Selain itu, proses hukumnya juga harus dibuat transparan agar publik bisa
memahami persoalan secara jernih. Transparansi akan menghilangkan prasangka
buruk serta menghilangkan kesan ada tebang pilih dalam penegakan hukum. Kalau
ihwal ini bisa terlaksana, publik akan memberi apresiasi kepada Polri, KPK,
maupun pemerintah.
Aspek lain yang
menarik disimak dari kasus yang terakhir ini adalah gambaran belum tuntasnya
konsolidasi pemerintahan Presiden Jokowi-Wapres JK. Nyaris berulangnya kisruh
Polri dengan KPK itu menimbulkan pertanyaan seputar kapabilitas dua pemimpin
mengendalikan institusi negara.

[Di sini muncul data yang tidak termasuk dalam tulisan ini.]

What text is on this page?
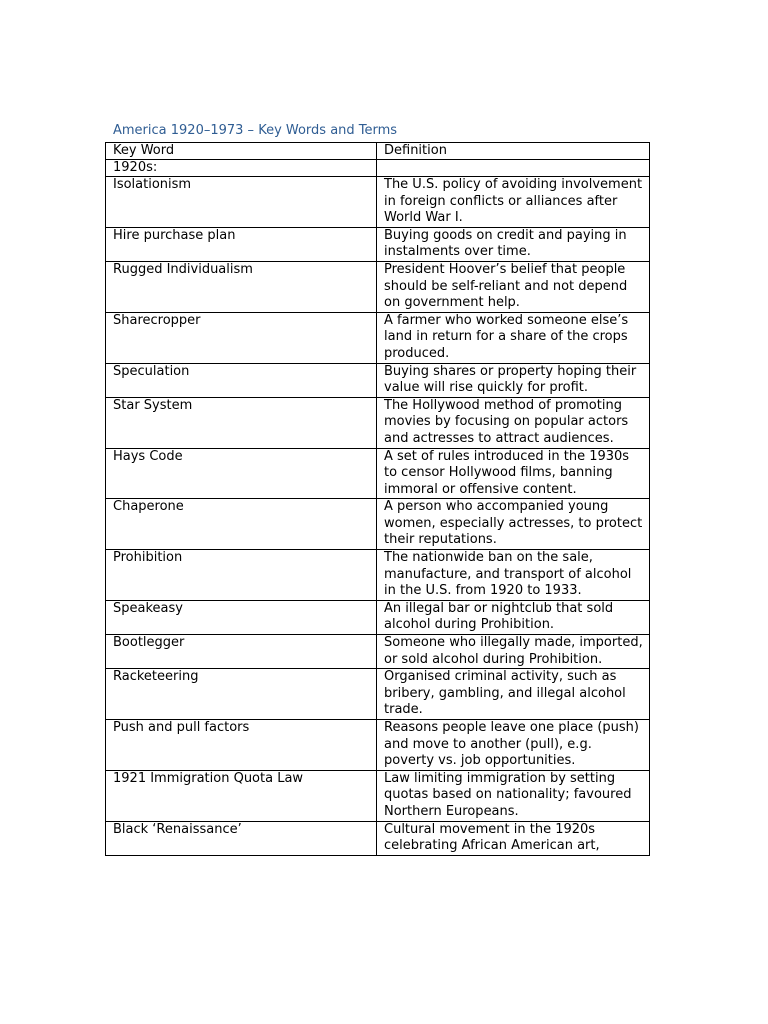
America 1920–1973 – Key Words and Terms
Key Word	Definition
1920s:	
Isolationism	The U.S. policy of avoiding involvement in foreign conflicts or alliances after World War I.
Hire purchase plan	Buying goods on credit and paying in instalments over time.
Rugged Individualism	President Hoover’s belief that people should be self-reliant and not depend on government help.
Sharecropper	A farmer who worked someone else’s land in return for a share of the crops produced.
Speculation	Buying shares or property hoping their value will rise quickly for profit.
Star System	The Hollywood method of promoting movies by focusing on popular actors and actresses to attract audiences.
Hays Code	A set of rules introduced in the 1930s to censor Hollywood films, banning immoral or offensive content.
Chaperone	A person who accompanied young women, especially actresses, to protect their reputations.
Prohibition	The nationwide ban on the sale, manufacture, and transport of alcohol in the U.S. from 1920 to 1933.
Speakeasy	An illegal bar or nightclub that sold alcohol during Prohibition.
Bootlegger	Someone who illegally made, imported, or sold alcohol during Prohibition.
Racketeering	Organised criminal activity, such as bribery, gambling, and illegal alcohol trade.
Push and pull factors	Reasons people leave one place (push) and move to another (pull), e.g. poverty vs. job opportunities.
1921 Immigration Quota Law	Law limiting immigration by setting quotas based on nationality; favoured Northern Europeans.
Black ‘Renaissance’	Cultural movement in the 1920s celebrating African American art,
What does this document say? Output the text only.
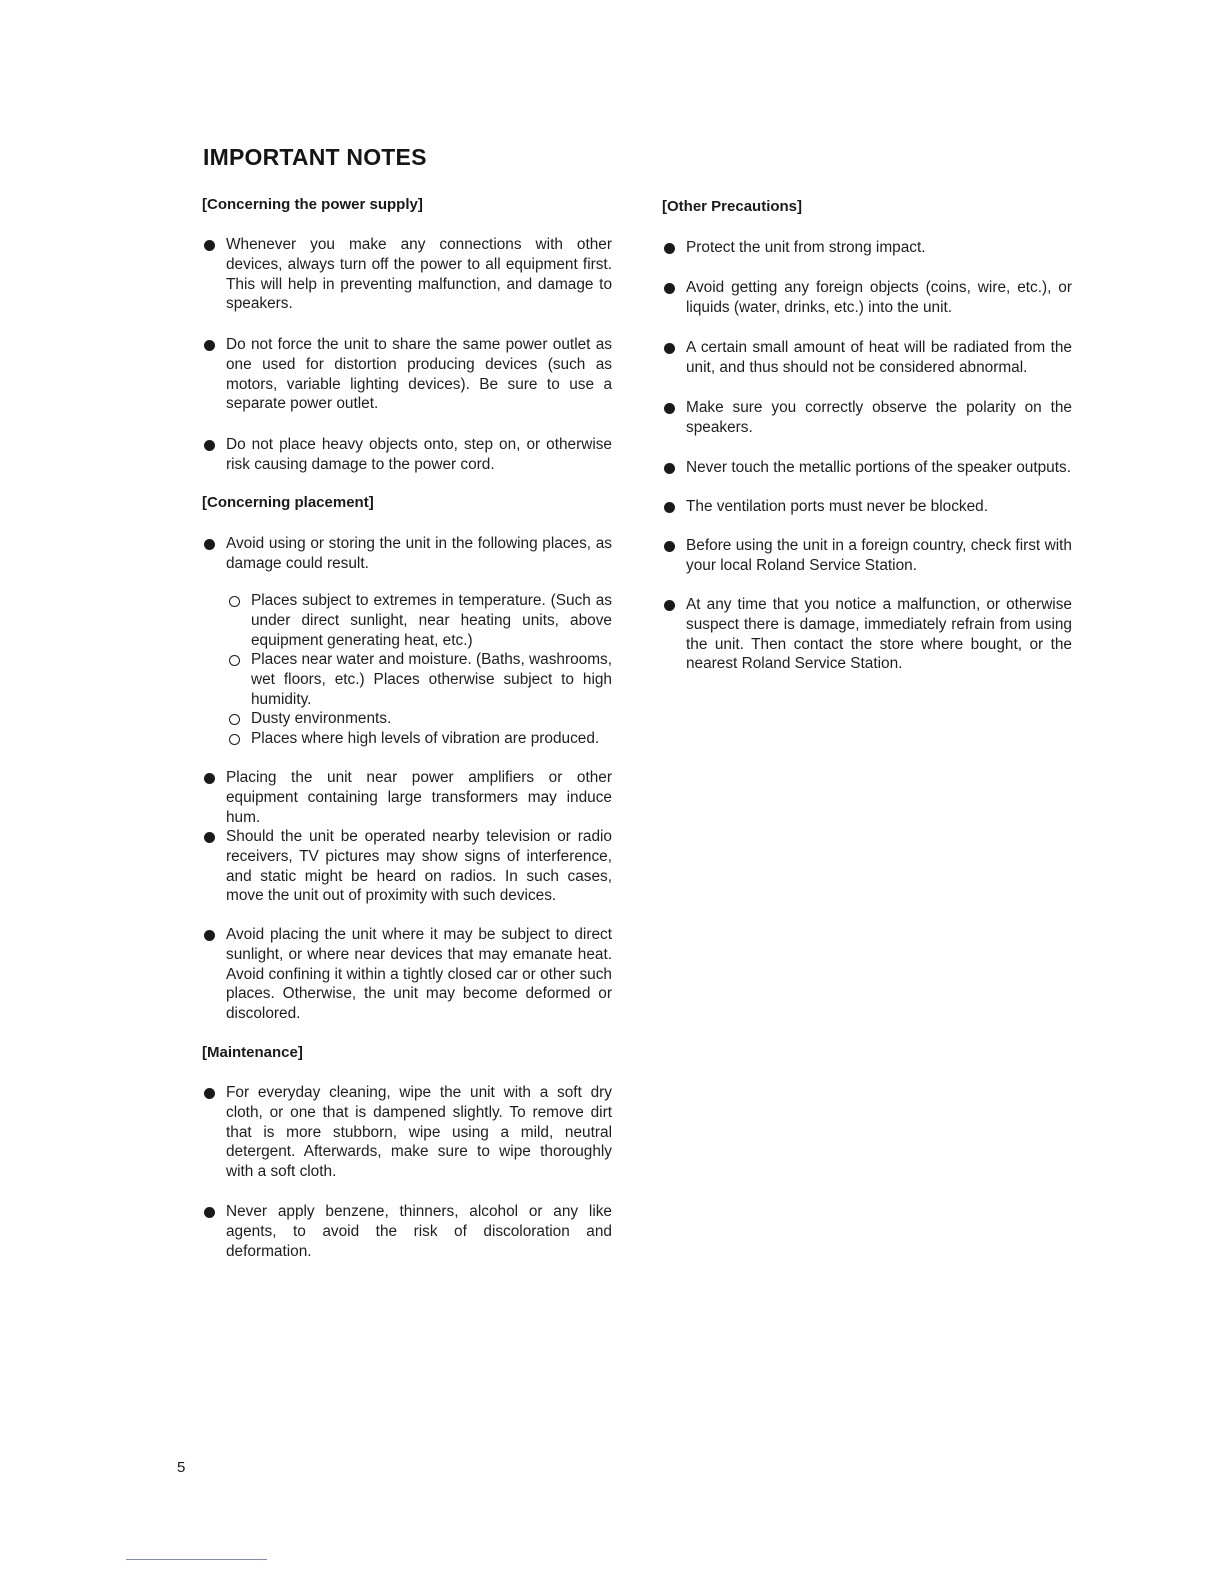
IMPORTANT NOTES
[Concerning the power supply]
Whenever you make any connections with other devices, always turn off the power to all equipment first. This will help in preventing malfunction, and damage to speakers.
Do not force the unit to share the same power outlet as one used for distortion producing devices (such as motors, variable lighting devices). Be sure to use a separate power outlet.
Do not place heavy objects onto, step on, or otherwise risk causing damage to the power cord.
[Concerning placement]
Avoid using or storing the unit in the following places, as damage could result.
Places subject to extremes in temperature. (Such as under direct sunlight, near heating units, above equipment generating heat, etc.)
Places near water and moisture. (Baths, washrooms, wet floors, etc.) Places otherwise subject to high humidity.
Dusty environments.
Places where high levels of vibration are produced.
Placing the unit near power amplifiers or other equipment containing large transformers may induce hum.
Should the unit be operated nearby television or radio receivers, TV pictures may show signs of interference, and static might be heard on radios. In such cases, move the unit out of proximity with such devices.
Avoid placing the unit where it may be subject to direct sunlight, or where near devices that may emanate heat. Avoid confining it within a tightly closed car or other such places. Otherwise, the unit may become deformed or discolored.
[Maintenance]
For everyday cleaning, wipe the unit with a soft dry cloth, or one that is dampened slightly. To remove dirt that is more stubborn, wipe using a mild, neutral detergent. Afterwards, make sure to wipe thoroughly with a soft cloth.
Never apply benzene, thinners, alcohol or any like agents, to avoid the risk of discoloration and deformation.
[Other Precautions]
Protect the unit from strong impact.
Avoid getting any foreign objects (coins, wire, etc.), or liquids (water, drinks, etc.) into the unit.
A certain small amount of heat will be radiated from the unit, and thus should not be considered abnormal.
Make sure you correctly observe the polarity on the speakers.
Never touch the metallic portions of the speaker outputs.
The ventilation ports must never be blocked.
Before using the unit in a foreign country, check first with your local Roland Service Station.
At any time that you notice a malfunction, or otherwise suspect there is damage, immediately refrain from using the unit. Then contact the store where bought, or the nearest Roland Service Station.
5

Muncul kesan bahwa dua pemimpin tampaknya
masih harus bersusah payah untuk sekadar mewujudkan harmoni antara Polri dan
KPK.
Kemudian, Presiden dan
Wapres juga nyaris memperkuat kesan itu. Banyak orang harus dan terpaksa
mengernyitkan dahi ketika Presiden Jokowi dan Wapres JK berbeda dalam
menyikapi kasus penangkapan dan penahanan Novel Baswedan oleh Polri. Presiden
minta agar Novel tak harus ditahan, Wapres justru membuat pernyataan
bernuansa bisa memaklumi langkah Polri.
Sudah barang tentu
perbedaan sikap ini tak hanya menyedot perhatian publik, tapi juga
menimbulkan pertanyaanpertanyaan yang sangat spekulatif. Kalau perbedaan
seperti ini terjadi berulang-ulang, Presiden dan Wapres justru menjadi sumber
ketidakpastian itu sendiri. Semoga, insiden seperti itu tidak terjadi lagi.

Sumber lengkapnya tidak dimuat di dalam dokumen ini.